Il giudice del lavoro di Chieti, Ilaria Prozzo, ha riconosciuto il diritto alla retribuzione delle ore di lavoro svolte durante la campagna vaccinale contro il Covid, a titolo di “prestazioni aggiuntive”, anche al personale che non ha materialmente partecipato all’attività di inoculazione o di preparazione dei vaccini.
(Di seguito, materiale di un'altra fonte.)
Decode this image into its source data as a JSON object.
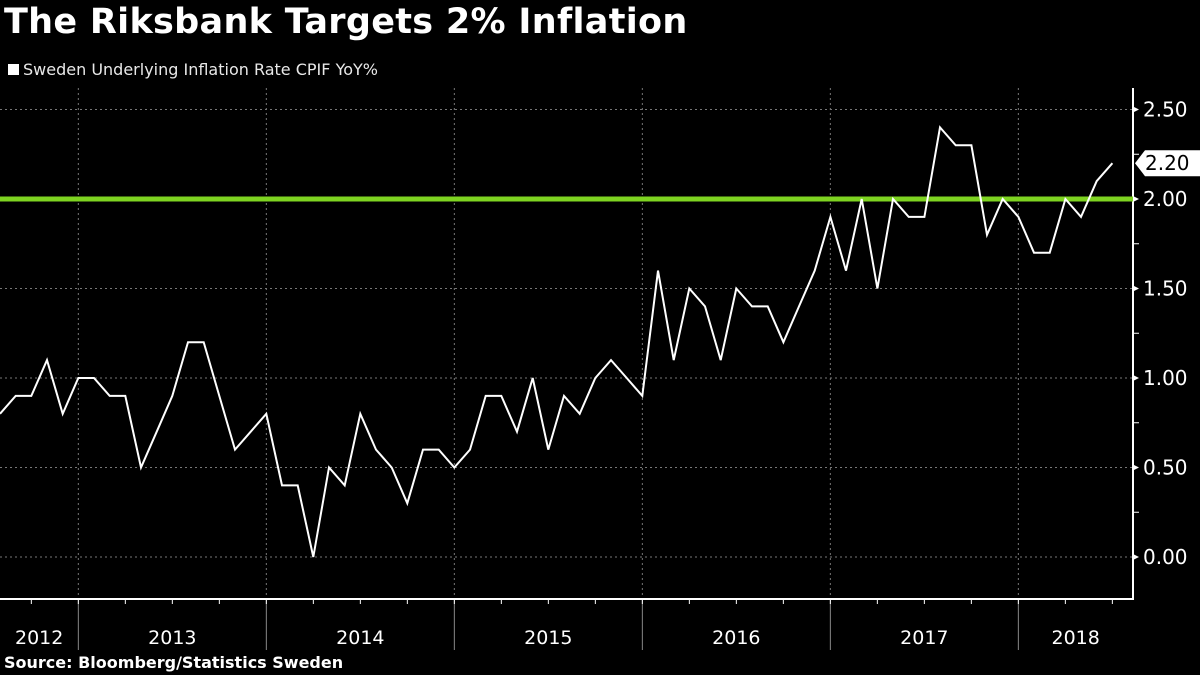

Di conseguenza ha condannato l’Asl Lanciano-Vasto-Chieti a pagare rispettivamente 4.071 e 2.468 euro alle due infermiere ricorrenti.
Secondo quanto stabilito, l’Asl ha dapprima proposto alle due infermiere di lavorare in regime di prestazioni aggiuntive e successivamente, ottenute le prestazioni e terminata la campagna vaccinale, ha negato le relative retribuzioni, invocando la mancanza di requisiti formali di contratto e di limiti orari, nonché l’assenza di delibere autorizzative della Regione Abruzzo, intervenute in seguito, e l’adibizione a mansioni amministrative, non infermieristiche.
“La sentenza – spiega l’avvocato Giuseppe Grande, legale delle infermiere – ha chiarito due punti: la fattispecie relativa alla retribuzione per la partecipazione alla campagna vaccinale in regime di prestazioni aggiuntive è regolata esclusivamente da una legge emessa in regime emergenziale; il compenso per le prestazioni aggiuntive spetta anche al personale che ha reso prestazioni funzionali all’attuazione del piano vaccinale, come l’accettazione dell’utenza e il supporto alle unità vaccinali, pur se non riconducibili all’attività infermieristica propriamente detta”.